Der „Open Window“-Effekt: Sport und Protein
Besondere Aufmerksamkeit gilt sportlich aktiven Menschen. Nach intensivem Training ist das Immunsystem kurzzeitig geschwächt („Open Window“). Der Körper ist mit der Reparatur der Muskulatur beschäftigt.
Wird in dieser Phase kein Protein zugeführt, konkurrieren Muskelregeneration und Immunsystem um die knappen Ressourcen. Eine adäquate Proteinzufuhr direkt nach der Belastung schließt dieses Fenster schneller und reduziert das Risiko, sich nach dem Sport zu erkälten.
Fazit: Protein als immunologisches Fundament
Ein starkes Immunsystem basiert auf einer komplexen Nährstoffversorgung. Während Vitamine die „Zündkerzen“ sind, ist Protein der „Motorblock“. Ohne eine ausreichende Zufuhr von qualitativ hochwertigem Eiweiß fehlt dem Körper die Substanz, um seine Verteidigungslinien aufrechtzuerhalten.

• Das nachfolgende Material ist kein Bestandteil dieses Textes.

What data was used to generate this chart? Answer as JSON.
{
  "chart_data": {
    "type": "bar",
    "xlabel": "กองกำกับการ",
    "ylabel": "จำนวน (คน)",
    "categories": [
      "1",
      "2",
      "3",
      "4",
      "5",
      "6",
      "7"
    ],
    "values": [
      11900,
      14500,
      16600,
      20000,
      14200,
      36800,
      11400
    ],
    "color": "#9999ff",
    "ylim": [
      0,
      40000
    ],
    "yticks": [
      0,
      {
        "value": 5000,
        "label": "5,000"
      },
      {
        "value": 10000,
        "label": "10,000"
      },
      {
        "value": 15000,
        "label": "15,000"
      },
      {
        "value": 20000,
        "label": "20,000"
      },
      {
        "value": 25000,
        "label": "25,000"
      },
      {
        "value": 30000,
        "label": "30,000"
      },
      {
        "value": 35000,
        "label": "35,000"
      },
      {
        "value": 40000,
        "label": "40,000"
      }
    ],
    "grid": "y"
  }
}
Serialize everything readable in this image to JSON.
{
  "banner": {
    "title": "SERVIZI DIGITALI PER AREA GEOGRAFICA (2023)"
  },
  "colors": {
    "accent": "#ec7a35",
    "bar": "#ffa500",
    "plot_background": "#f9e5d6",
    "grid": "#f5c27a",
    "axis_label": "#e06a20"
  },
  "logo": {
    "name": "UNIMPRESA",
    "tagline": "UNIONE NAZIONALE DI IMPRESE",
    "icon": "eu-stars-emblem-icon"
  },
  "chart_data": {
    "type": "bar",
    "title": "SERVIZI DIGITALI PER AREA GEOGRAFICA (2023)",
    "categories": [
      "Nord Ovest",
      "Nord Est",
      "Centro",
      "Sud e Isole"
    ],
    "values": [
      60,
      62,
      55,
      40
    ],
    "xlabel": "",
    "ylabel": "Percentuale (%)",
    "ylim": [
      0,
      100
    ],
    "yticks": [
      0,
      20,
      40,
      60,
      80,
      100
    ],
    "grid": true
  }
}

Wer seine Abwehrkräfte stärken will, sollte daher nicht nur zur Zitrone greifen, sondern bei jeder Mahlzeit auf eine Proteinkomponente achten. Besonders im Alter, bei Stress und in der Erkältungssaison ist eine Erhöhung der Zufuhr auf über 1,0 g/kg Körpergewicht eine wissenschaftlich fundierte Strategie zur Gesundheitsvorsorge.